Cette rencontre illustre l'entretien au désert du premier ermite et du premier moine.
Saint Antoine le grand, qui vécut en Egypte de 250 à 356, est le père des moines d'Orient et d'Occident. Il vend ses biens après avoir entendu à la messe le chapitre 19 de l'évangile de Mathieu :
« Si tu veux être parfait, va, vends ce que tu possèdes et donnes le aux pauvres. Puis vient et suis moi. » Il part alors dans le désert montagneux, près de la mer Rouge, à la recherche du père des ermites, Paul de Thèbes, dont la réputation de sainteté est venue jusqu'à lui.
C'est ce qui est mis en scène ici, dans un paysage complètement européen, semé de châteaux et d'églises gothiques. Les deux saints sont représentés plusieurs fois par le peintre. Paul est en prière à l'intérieur de son ermitage, puis il se lève et accueille Antoine sur le seuil de sa grotte. Ce dernier a probablement actionné la corde de la cloche en arrivant, pour signaler sa présence.
Paul (à droite en vert) accueille Antoine (à gauche en noir et pourpre) dans son ermitage creusé dans le rocher. Il ne souhaite pas avoir de disciple et veut rester seul avec Dieu, mais le corbeau, avec lequel il est toujours représenté sur les icônes des chrétiens d'Egypte et qui lui apportait chaque jour un ½ pain, apporte alors un pain entier pour eux deux. Paul comprends la volonté de Dieu et accepte qu'Antoine vienne le rejoindre dans son désert.
La source aménagée en fontaine est un point indispensable dans le désert. C'est aussi le symbole, en peinture, de la grâce divine et du baptême : c'est pourquoi elle est située au premier plan et coule vers l'extérieur en un ruisselet.
A gauche, des diables dans les airs, fondent sur Antoine pour le tenter. Ils sont tronqués car l a scène continue sur le volet gauche.
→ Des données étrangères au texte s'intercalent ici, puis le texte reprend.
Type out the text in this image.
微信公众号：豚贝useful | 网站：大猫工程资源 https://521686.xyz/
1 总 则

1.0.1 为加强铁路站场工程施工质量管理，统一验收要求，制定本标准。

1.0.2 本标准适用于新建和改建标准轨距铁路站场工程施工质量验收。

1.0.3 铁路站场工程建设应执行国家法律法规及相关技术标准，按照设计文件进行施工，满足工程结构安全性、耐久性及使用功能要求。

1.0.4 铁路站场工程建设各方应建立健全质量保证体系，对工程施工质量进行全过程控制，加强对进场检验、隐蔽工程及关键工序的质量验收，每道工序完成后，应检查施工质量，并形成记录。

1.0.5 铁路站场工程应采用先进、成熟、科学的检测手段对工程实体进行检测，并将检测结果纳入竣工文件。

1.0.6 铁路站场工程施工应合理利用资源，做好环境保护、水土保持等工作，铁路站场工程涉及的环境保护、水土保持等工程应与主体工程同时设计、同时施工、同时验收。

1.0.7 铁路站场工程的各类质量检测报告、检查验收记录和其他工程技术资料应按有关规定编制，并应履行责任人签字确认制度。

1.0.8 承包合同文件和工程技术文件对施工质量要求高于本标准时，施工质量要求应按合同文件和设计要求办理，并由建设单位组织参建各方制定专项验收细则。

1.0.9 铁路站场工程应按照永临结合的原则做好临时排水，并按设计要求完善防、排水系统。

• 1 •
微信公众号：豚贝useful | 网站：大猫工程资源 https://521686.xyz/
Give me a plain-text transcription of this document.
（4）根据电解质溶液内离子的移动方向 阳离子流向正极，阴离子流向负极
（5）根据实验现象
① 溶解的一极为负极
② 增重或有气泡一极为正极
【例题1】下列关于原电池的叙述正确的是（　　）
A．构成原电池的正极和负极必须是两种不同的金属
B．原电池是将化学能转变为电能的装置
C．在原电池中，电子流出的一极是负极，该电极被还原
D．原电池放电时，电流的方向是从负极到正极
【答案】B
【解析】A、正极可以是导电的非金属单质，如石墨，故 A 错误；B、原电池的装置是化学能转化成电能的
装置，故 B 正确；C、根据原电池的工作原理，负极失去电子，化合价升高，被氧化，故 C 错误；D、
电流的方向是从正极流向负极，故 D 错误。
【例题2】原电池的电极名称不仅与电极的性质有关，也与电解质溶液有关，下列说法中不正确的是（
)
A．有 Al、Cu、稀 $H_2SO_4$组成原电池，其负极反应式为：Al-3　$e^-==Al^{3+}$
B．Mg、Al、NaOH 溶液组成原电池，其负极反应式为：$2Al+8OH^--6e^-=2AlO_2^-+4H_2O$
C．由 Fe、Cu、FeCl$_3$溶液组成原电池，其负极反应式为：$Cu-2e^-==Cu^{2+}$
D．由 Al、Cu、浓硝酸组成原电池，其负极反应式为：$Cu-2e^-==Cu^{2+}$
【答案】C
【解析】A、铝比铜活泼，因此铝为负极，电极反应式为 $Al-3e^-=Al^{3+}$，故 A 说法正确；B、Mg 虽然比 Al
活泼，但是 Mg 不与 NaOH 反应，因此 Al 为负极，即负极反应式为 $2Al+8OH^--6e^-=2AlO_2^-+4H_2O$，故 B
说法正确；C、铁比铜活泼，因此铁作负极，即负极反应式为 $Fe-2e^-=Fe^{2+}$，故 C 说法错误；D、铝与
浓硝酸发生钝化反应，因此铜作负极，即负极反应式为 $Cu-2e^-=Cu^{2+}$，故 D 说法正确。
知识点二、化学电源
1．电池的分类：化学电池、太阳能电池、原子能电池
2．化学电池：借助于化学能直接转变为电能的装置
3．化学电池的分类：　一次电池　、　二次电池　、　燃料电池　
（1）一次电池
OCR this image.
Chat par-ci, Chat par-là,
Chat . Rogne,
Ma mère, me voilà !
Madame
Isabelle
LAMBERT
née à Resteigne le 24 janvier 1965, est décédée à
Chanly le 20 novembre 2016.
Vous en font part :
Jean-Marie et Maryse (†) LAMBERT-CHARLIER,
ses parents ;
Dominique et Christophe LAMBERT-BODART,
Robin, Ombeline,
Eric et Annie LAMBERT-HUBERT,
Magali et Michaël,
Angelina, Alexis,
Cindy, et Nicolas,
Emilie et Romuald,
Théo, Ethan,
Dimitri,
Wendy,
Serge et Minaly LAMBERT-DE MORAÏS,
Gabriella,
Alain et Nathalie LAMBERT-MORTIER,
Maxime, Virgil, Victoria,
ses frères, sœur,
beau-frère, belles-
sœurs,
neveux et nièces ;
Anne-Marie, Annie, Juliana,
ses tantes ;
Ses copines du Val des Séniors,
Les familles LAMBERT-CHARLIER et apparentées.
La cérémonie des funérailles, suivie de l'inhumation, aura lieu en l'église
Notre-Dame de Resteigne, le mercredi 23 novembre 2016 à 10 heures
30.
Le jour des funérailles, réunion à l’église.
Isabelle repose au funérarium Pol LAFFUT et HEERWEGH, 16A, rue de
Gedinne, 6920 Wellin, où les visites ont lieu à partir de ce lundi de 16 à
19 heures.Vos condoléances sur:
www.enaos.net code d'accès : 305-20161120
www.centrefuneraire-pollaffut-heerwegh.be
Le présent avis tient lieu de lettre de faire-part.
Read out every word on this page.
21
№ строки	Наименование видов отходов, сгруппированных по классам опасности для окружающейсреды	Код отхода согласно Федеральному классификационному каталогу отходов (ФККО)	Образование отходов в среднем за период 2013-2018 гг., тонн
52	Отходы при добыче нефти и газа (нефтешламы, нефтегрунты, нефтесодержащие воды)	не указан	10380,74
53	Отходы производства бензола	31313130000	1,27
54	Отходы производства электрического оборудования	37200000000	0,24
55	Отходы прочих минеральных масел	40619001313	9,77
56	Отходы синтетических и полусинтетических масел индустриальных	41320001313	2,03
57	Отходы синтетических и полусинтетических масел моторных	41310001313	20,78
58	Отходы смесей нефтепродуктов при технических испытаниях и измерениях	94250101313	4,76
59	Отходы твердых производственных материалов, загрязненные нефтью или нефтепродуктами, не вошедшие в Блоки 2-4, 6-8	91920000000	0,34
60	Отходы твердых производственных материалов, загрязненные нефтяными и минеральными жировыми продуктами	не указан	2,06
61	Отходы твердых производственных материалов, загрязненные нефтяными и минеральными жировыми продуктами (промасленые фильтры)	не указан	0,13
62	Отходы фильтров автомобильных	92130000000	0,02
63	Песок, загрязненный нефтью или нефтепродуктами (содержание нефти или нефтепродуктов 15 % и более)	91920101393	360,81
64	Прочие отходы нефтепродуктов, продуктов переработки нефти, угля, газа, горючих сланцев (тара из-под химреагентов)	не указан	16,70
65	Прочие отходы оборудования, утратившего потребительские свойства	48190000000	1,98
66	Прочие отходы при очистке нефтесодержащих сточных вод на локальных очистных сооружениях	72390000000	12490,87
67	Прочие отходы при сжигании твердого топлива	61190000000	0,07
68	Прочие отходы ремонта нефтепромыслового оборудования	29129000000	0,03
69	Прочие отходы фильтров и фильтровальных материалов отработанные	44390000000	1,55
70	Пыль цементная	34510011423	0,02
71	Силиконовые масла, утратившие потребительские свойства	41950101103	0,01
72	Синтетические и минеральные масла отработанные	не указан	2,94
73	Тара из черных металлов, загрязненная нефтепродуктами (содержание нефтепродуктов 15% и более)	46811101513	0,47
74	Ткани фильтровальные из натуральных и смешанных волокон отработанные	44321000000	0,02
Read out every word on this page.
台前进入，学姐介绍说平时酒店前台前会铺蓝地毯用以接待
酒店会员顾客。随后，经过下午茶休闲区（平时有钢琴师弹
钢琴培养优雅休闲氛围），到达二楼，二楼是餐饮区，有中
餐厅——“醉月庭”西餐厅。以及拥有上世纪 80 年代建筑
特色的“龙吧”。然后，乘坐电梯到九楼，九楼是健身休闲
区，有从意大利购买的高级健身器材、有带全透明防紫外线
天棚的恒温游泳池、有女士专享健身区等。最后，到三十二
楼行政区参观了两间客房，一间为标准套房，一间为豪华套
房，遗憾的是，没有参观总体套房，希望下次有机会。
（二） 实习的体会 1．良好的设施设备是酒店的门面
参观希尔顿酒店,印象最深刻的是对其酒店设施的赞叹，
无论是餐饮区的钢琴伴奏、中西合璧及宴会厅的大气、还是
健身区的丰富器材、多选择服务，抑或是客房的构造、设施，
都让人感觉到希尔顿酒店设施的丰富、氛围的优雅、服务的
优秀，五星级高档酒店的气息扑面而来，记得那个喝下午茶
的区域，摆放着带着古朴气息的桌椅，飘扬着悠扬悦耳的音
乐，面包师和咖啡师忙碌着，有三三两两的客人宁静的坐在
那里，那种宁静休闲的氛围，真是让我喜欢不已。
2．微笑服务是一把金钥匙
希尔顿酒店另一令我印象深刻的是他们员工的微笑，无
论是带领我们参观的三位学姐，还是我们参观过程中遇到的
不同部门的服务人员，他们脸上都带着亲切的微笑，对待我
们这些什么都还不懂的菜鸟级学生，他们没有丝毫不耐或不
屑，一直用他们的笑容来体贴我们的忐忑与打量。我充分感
Antoine est agenouillé en prière et contemple Dieu qui lui apparaît dans le ciel.
Le peintre, dont le vrai nom est inconnu, a été pourvu du nom d'emprunt : Le Maître de la Sainte Parenté l'Ancien, d'après une de ses peintures. IL œuvra à Cologne entre 1410 et 1440, où il dirigeait un atelier important, et pratiquait le style doux, une version rhénane du gothique international répandu dans toute l'Europe. Notre tableau est l'une de ses dernières œuvres, plus réaliste que gothique. Il s'y montre influencé, comme tout les peintres de Cologne, par la grande peinture de la Flandres voisine (Visage, traitement des paysages et des rochers) mais avec des couleurs bien différentes. Cologne fut au XVIe siècle un brillant foyer pictural.